June 16, 2010
PRIVATE COLLEGES PLAN DEEP PARTNERSHIPS TO WEATHER FINANCIAL CHALLENGES
Administrators of private colleges who met at Wagner College,
on Staten Island, N.Y., proposed collaborations that would help them cut costs.
By ALEXANDRA TILSLEY
Administrators from a diverse group of private colleges say a new business model based on collaboration is on the way, and could be critical for those colleges’ survival.
Facing a faltering economy and changing demographics, officials met at Wagner College, in New York, this week for an executive summit of the New American Colleges and Universities, a consortium of 20 institutions that share a focus on integrating liberal arts and professional educations. It was the 15-year-old organization’s first meeting to bring together several groups of top administrators: presidents, chief academic officers, chief financial officers, and enrollment managers.
The colleges face similar challenges. All of them are tuition-driven campuses that draw students largely from their regions. They are also facing increased competition from for-profit universities at a time when the number of college-aged students is decreasing and endowments are still recovering from the recession.
The solution, the group has decided, is to join forces.
The new proposals differ from previous collaborations, which have included sharing ideas and discussing mutual problems. Administrators hope to combine international programs, share technology, create faculty-training programs across campuses, and share enrollment data, among myriad other efforts. Their plan is not just to share resources, but to fundamentally change the way the colleges operate.
Carl Sgrecci, vice president for finance and administration at Ithaca College, said in an interview after the conference that collaboration has become a higher priority.
“Now more than ever, we’ve got to do these things to keep our institutions viable,” he said. “If we don’t figure out ways of controlling our costs and making what we offer more accessible, at the end of the day, some of us will be out of business.”
‘COMPETITION IS NOT A PROBLEM’
Partnerships will cut costs, helping the colleges to avoid future increases in tuition, which are already relatively high. But the colleges’ leaders see a number of other benefits.
Charles A. Taylor, vice president for academic affairs at Drury University, said partnerships could allow students to have access to courses not offered on their campuses, and to benefit from articulation agreements, through which students who successfully completed their undergraduate studies at one college would be guaranteed admission to a graduate program at another within the group. Valparaiso University’s president, Mark A. Heckler, also suggested bringing together “faculty superstars” from across the system to collaborate on research and to potentially teach courses together.
Collaboration could help the colleges maintain their enrollment levels, too. Laurie M. Hamen, vice president for enrollment management, athletics, and student affairs at North Central College, said strengthening the connections could open doors for recruiting and marketing in new areas. At the very least, she said, it would increase visibility.

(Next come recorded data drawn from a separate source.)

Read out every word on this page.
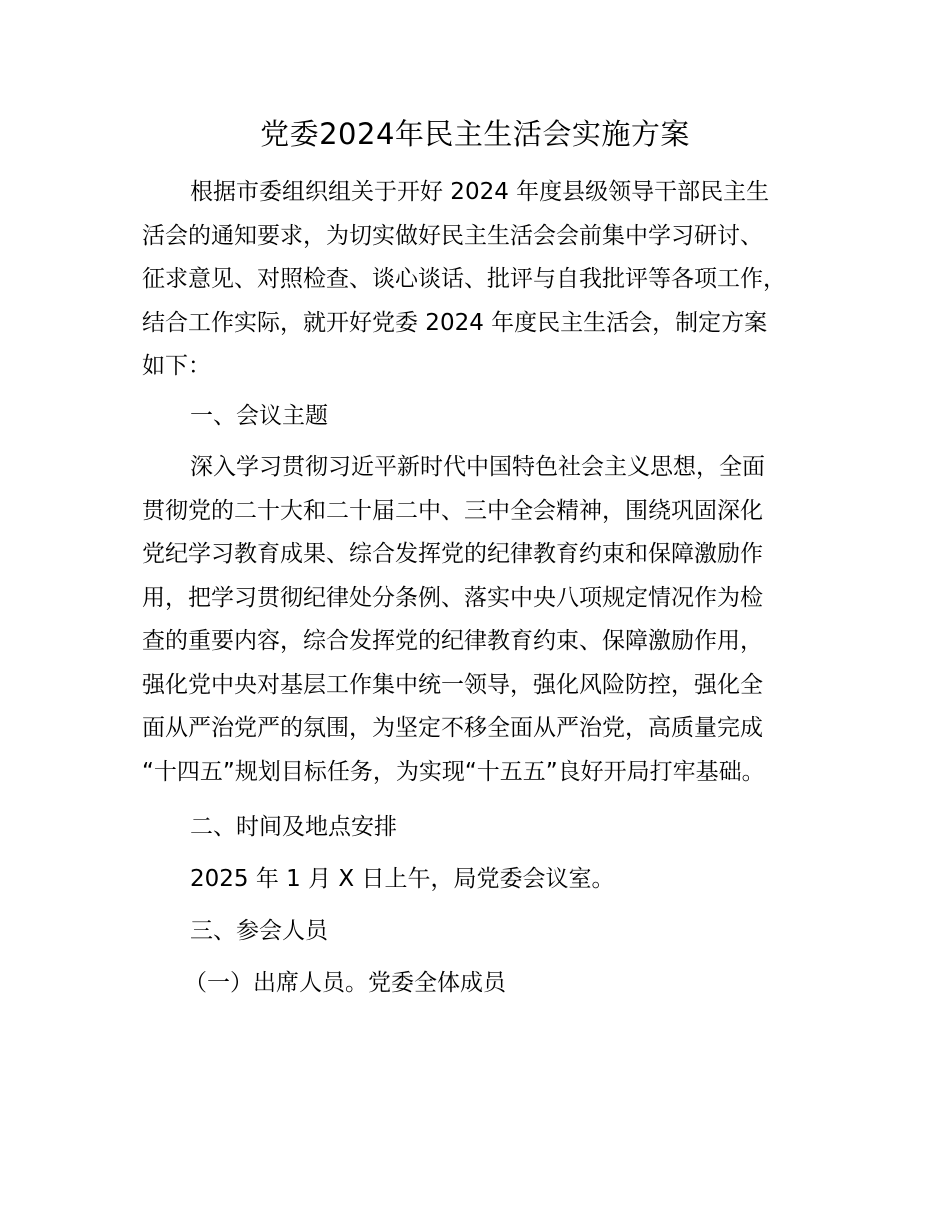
党委2024年民主生活会实施方案

根据市委组织组关于开好 2024 年度县级领导干部民主生
活会的通知要求，为切实做好民主生活会会前集中学习研讨、
征求意见、对照检查、谈心谈话、批评与自我批评等各项工作，
结合工作实际，就开好党委 2024 年度民主生活会，制定方案
如下：

一、会议主题

深入学习贯彻习近平新时代中国特色社会主义思想，全面
贯彻党的二十大和二十届二中、三中全会精神，围绕巩固深化
党纪学习教育成果、综合发挥党的纪律教育约束和保障激励作
用，把学习贯彻纪律处分条例、落实中央八项规定情况作为检
查的重要内容，综合发挥党的纪律教育约束、保障激励作用，
强化党中央对基层工作集中统一领导，强化风险防控，强化全
面从严治党严的氛围，为坚定不移全面从严治党，高质量完成
“十四五”规划目标任务，为实现“十五五”良好开局打牢基础。

二、时间及地点安排

2025 年 1 月 X 日上午，局党委会议室。

三、参会人员

（一）出席人员。党委全体成员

Competition is not a problem. Though the colleges all have the same mission — integrating professional and liberal-arts education — administrators say they are different enough in size, location, and strengths that they won’t be pitted against each other.
STUDYING OTHER INDUSTRIES
Mr. Taylor, of Drury, who says he thinks collaboration is essential, did note that it could threaten the colleges’ unique identities. Others, however, say there are ways the schools can maintain their differences within the consortium.
Distinctiveness “is part of the lifeblood of our institutions as we’re situated in our regions,” Mr. Heckler, of Valparaiso, said. “We’re largely not in direct academic competition with each other, so by rethinking that, we can keep our individual brand and positioning quite clear but leverage the power of bringing people together.”
Richard Guarasci, Wagner College’s president, said the group examined ways other industries have handled similarly tumultuous times, and determined that collaboration was better than mergers, franchising, or using enrollment growth to cope with budget pain.
“It’s worth the investigation, given the alternatives ... and it’s something we’re intent on pursuing” Mr. Guarasci said.
Presidents from the group plan to meet again in January to discuss concrete plans. They expect to move forward quickly, though Bruce E. Arick, vice president for finance at Butler University, noted that the goal is not short-term but long-term change.
“Is it going to have a huge impact in the next five years? I don’t think it will be huge. But I think as we look ahead to five and 20 years and 50 years, it will be very important,” he said.